Bölgede 6666 zeytin ağacı söküldü
Tüm direnişe, köylülerin nöbetlerine ve itirazlara rağmen gece yarısı alana giren dozerler 6666 zeytin ağacını yerlerinden söktü.
Hüzünlü zafer
Binlerce zeytin ağacının katledilmesinin ardından Danıştay termik santral inşasında yürütmeyi durdurma kararı verdi. Binlerce zeytin ağacı kesildikten sonra böyle bir kararın verilmesi büyük tepki toplamıştı. Yine de Danıştay’ın termik santralin yapılacak alanın acil kamulaştırılması ile ilgili Bakanlar Kurulu kararını esastan iptal etmesi köy halkının rahat bir enfes almasını sağladı.
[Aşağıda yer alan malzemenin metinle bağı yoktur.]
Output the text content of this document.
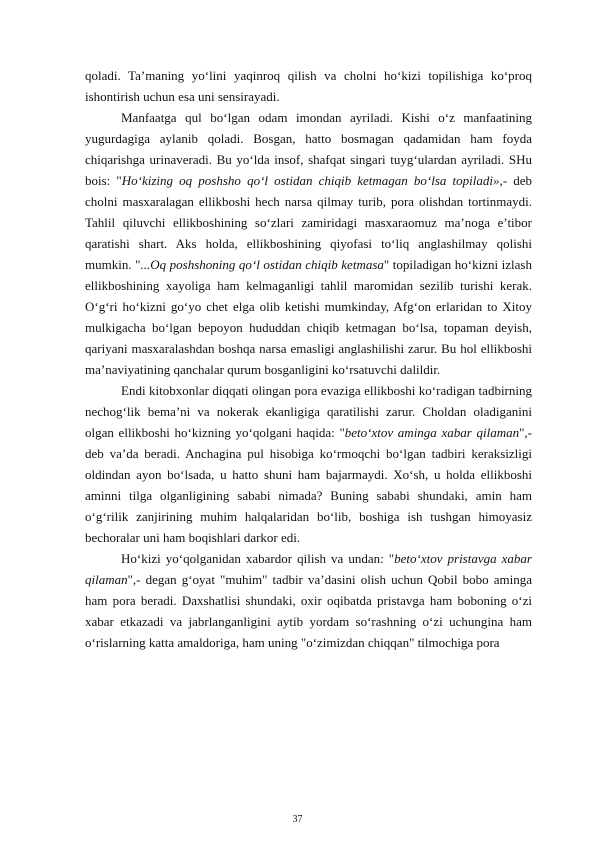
qoladi. Ta’maning yo‘lini yaqinroq qilish va cholni ho‘kizi topilishiga ko‘proq ishontirish uchun esa uni sensirayadi.

Manfaatga qul bo‘lgan odam imondan ayriladi. Kishi o‘z manfaatining yugurdagiga aylanib qoladi. Bosgan, hatto bosmagan qadamidan ham foyda chiqarishga urinaveradi. Bu yo‘lda insof, shafqat singari tuyg‘ulardan ayriladi. SHu bois: "Ho‘kizing oq poshsho qo‘l ostidan chiqib ketmagan bo‘lsa topiladi»,- deb cholni masxaralagan ellikboshi hech narsa qilmay turib, pora olishdan tortinmaydi. Tahlil qiluvchi ellikboshining so‘zlari zamiridagi masxaraomuz ma’noga e’tibor qaratishi shart. Aks holda, ellikboshining qiyofasi to‘liq anglashilmay qolishi mumkin. "...Oq poshshoning qo‘l ostidan chiqib ketmasa" topiladigan ho‘kizni izlash ellikboshining xayoliga ham kelmaganligi tahlil maromidan sezilib turishi kerak. O‘g‘ri ho‘kizni go‘yo chet elga olib ketishi mumkinday, Afg‘on erlaridan to Xitoy mulkigacha bo‘lgan bepoyon hududdan chiqib ketmagan bo‘lsa, topaman deyish, qariyani masxaralashdan boshqa narsa emasligi anglashilishi zarur. Bu hol ellikboshi ma’naviyatining qanchalar qurum bosganligini ko‘rsatuvchi dalildir.

Endi kitobxonlar diqqati olingan pora evaziga ellikboshi ko‘radigan tadbirning nechog‘lik bema’ni va nokerak ekanligiga qaratilishi zarur. Choldan oladiganini olgan ellikboshi ho‘kizning yo‘qolgani haqida: "beto‘xtov aminga xabar qilaman",- deb va’da beradi. Anchagina pul hisobiga ko‘rmoqchi bo‘lgan tadbiri keraksizligi oldindan ayon bo‘lsada, u hatto shuni ham bajarmaydi. Xo‘sh, u holda ellikboshi aminni tilga olganligining sababi nimada? Buning sababi shundaki, amin ham o‘g‘rilik zanjirining muhim halqalaridan bo‘lib, boshiga ish tushgan himoyasiz bechoralar uni ham boqishlari darkor edi.

Ho‘kizi yo‘qolganidan xabardor qilish va undan: "beto‘xtov pristavga xabar qilaman",- degan g‘oyat "muhim" tadbir va’dasini olish uchun Qobil bobo aminga ham pora beradi. Daxshatlisi shundaki, oxir oqibatda pristavga ham boboning o‘zi xabar etkazadi va jabrlanganligini aytib yordam so‘rashning o‘zi uchungina ham o‘rislarning katta amaldoriga, ham uning "o‘zimizdan chiqqan" tilmochiga pora

37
Köyün 15 kilometre yakınına yapılan termik santral ve beklenmedik yangın
Köy halkı iptal kararının ardından rahat bir nefes alsa da köyün 15 kilometre uzağına yapılan termik santral köydeki tarım alanlarını büyük oranda etkiledi. Santralin atık sahası olan kül barajı köyün yakınından geçiyordu. Köylerine santrali sokmayan köy halkı santralin etkilerinden kaçamadı. Santral direnişi sırasında hukuksuzca kesilen zeytin ağaçlarının yerine dikilen fidanlar ise çıkan yangında kül oldu. 25 dönümlük alana yayılan yangında, dikilen 200 zeytin fidanıyla sekiz dönümlük arazide bulunan meyve ağaçlarının tamamı yandı.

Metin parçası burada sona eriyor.